I chucked all seven of the garbage bags that held him into the inlet. I started with the head and I could still hear him gurgling out insults on his way down. Fuck you, Craig. Eat shit in your watery grave…

But it was a mistake. I didn’t realize it until too late when the sky cleared and the Moon spoke once again in my head.

“They’ll find him there.” It said. ”You’ll have to dive down and fish him out. There is a kayak in the bushes ahead.”

“I can’t believe you!” I shouted back. “You wait until now?!”

“Don’t make me show you my dark side.” It replied.

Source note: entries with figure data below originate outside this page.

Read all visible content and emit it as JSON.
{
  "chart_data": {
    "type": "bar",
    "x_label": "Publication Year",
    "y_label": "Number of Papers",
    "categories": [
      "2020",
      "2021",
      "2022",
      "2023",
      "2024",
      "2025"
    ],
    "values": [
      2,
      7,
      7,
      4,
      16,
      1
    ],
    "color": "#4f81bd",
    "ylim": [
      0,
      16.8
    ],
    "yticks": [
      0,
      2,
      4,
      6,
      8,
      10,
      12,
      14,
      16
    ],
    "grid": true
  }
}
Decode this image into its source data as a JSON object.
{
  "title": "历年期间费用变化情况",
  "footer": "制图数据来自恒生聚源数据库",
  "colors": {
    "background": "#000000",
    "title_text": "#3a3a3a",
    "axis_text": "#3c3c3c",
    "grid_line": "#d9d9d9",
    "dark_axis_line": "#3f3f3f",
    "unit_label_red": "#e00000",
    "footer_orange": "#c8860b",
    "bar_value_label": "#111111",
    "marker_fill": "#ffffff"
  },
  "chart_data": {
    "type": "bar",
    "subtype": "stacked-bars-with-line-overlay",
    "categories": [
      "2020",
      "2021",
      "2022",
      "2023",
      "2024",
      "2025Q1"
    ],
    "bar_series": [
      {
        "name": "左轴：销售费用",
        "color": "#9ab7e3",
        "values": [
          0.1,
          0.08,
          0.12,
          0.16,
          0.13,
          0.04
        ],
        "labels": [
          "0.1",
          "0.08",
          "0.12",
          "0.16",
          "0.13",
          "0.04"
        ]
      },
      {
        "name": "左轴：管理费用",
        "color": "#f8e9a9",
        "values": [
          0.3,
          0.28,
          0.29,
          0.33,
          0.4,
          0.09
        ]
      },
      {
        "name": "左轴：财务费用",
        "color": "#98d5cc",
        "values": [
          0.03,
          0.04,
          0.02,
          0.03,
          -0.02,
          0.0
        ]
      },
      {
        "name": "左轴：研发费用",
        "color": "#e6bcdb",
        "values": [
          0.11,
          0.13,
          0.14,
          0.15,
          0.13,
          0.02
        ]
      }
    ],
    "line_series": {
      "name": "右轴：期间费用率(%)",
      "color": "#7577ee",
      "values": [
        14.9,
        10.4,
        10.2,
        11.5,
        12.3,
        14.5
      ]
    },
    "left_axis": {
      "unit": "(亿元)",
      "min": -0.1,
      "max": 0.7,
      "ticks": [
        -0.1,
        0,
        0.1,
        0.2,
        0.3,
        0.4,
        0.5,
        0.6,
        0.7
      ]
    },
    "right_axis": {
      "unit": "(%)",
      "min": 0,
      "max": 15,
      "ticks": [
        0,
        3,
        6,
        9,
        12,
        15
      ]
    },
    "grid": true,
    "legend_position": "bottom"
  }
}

Then it laughed at it’s own joke.

“I’m not gonna dive down there and get all wet,” I muttered to myself. I didn’t think I was speaking loud enough for the moon to hear. “This is fucking crazy.”

I heard the Moon laughing again before it replied: “Crazy! You might even call it ‘LUNAcy!’ Get it?”

Shut up stupid Moon.

“They’ll find him there on Sunday,” the Moon said again, “Dive down, pull him out. You were meant to take the canoe and row him out a bit.”

That would have been nice to know moments ago, but now I was just about done with this business. No. I wasn’t swimming. I was staying dry. I was going home. I headed back to my car instead. Irony is a little bitch when she rears her head because just as I came in range for the fob to unlock my door, it began to pour.

“Go back.” It said in my head.

“No.” I replied. “I’m done listening to you. Go away.” I put my elbows on the steering wheel and cradled my head. “I want to change,” I said.

“Change?” It taunted, “I’d help you but I’ve only got a quarter.” Then it laughed again, “get it! A quarter!”

Fuck all of them. My asshat prowler neighbor Craig and the drugs and the Moon for leading me to this.

I decided to drive myself to the police station instead. Well, maybe I will. I sat there for a while to think. I might just go home. Who even knows if the Moon is right? Besides, I’m about to cut the Moon out of my life for good anyway. God I needed something to take off the edge just for a little while. I can’t do that anymore though. I don’t know what’s real when I’m using. The urges always get worse when coming down. Is any of this real? It had to be. I saw the things the Moon did to Craig when it climbed out from the wall. Craig saw it too. He even screamed.

Maybe they’ll never find Craig…and if they do, maybe I’ll be able to fake insanity well enough to convince a jury.